Alternatively, it is provided, and this shows 2 that preferably with a pump 14 provided heat transfer circuit 5 thermally via a third heat exchanger 3 - And thus hydraulically separated - with a preferably also with a pump 14 provided heating circuit 8th connected to a building. In this case, it is provided that the heat transfer circuit 5 and the third heat exchanger 3 at two interfaces 9 . 10 connected to each other.
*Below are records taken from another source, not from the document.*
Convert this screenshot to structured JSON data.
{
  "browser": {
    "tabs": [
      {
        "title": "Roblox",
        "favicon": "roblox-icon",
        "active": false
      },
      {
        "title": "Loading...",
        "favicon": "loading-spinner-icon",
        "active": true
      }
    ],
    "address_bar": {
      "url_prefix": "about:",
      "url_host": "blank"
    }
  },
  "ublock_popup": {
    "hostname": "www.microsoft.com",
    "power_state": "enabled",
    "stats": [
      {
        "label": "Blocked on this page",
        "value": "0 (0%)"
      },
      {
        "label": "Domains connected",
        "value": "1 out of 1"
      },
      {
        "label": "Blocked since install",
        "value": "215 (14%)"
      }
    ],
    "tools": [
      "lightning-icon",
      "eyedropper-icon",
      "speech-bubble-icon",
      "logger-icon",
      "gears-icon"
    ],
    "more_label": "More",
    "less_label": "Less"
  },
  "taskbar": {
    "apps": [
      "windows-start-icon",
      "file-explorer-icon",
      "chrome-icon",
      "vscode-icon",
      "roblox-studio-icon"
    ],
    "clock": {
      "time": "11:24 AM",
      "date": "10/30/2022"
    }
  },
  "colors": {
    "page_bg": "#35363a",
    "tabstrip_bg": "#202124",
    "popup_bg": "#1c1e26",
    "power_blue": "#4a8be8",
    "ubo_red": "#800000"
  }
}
For the phased connection of the memory 6 with the two interface 9 . 10 is advantageously provided (and this applies to both 1 as well as for 2 ) that this two connectors 11 . 12 having. The connections 11 . 12 serve to supply and discharge of exergetic high-quality heat transfer medium in and out of the memory 6 (In the meantime, the storage is again not empty, but filled with exergetically less valuable heat transfer medium). To the loading and unloading of the store 6 To make targeted, is at least one of the connections 11 . 12 with a valve 13 , preferably provided with a three-way valve. This valve is (not shown) selectively actuated phase by phase via a corresponding control of the device.

1

heat exchangers

2

heat exchangers

3

heat exchangers

4

sorber

5

Heat transfer circuit

6

Storage

7

heat source

8th

heating circuit

9

interface

10

interface

11

connection

12

connection

13

Valve

14

pump

Claims (10)

Vacuum sorption device comprising a heat source ( 7 ) with a first heat exchanger ( 1 ), one of a sorbent and a second heat exchanger ( 2 ), periodically a refrigerant ad- or desorbing sorber ( 4 ) and one filled with a heat transfer medium, the heat exchanger ( 1 . 2 ) interconnecting heat transfer circuit ( 5 ), characterized in that the heat transfer medium ( 5 ) with a phase-lockable memory ( 6 ) is provided for temporarily storing a subset of the heat transfer medium. Vacuum sorption device according to claim 1, characterized in that the memory ( 6 ) has a volume which is greater than or equal to the content of the heat transfer medium circuit ( 5 ). Vacuum sorption device according to claim 1 or 2, characterized in that the memory ( 6 ) at the end of a desorption phase heat transfer medium can be fed and that from the memory ( 6 ) at the end of an adsorption heat transfer medium is discharged. Vacuum sorption device according to one of claims 1 to 3, characterized in that the heat transfer medium ( 5 ) hydraulically directly, the heat transfer medium shared with a heating circuit ( 8th ) is connected to a building. Vacuum sorption device according to claim 4, characterized in that the heat carrier circuit ( 5 ) and the heating circuit ( 8th ) at two interfaces ( 9 . 10 ) are interconnected. Vacuum sorption device according to one of claims 1 to 3, characterized in that the heat transfer medium ( 5 ) thermally over a third heat exchanger ( 3 ) - hydraulically separated - with a heating circuit ( 8th ) is connected to a building. Vacuum sorption device according to claim 6, characterized in that the heat carrier circuit ( 5 ) and the third heat exchanger ( 3 ) at two interfaces ( 9 . 10 ) are interconnected. Vacuum sorption device according to claim 5 or 7, characterized in that the memory ( 6 ) for the phased connection with the two interfaces ( 9 . 10 ) two connections ( 11 . 12 ) having. Vacuum sorption device according to claim 8, characterized in that at least one of the connections ( 11 . 12 ) with a valve ( 13 ), preferably a three-way valve. Vacuum sorption device according to one of claims 1 to 9, characterized in that the heat source ( 7 ) is designed as a gas burner.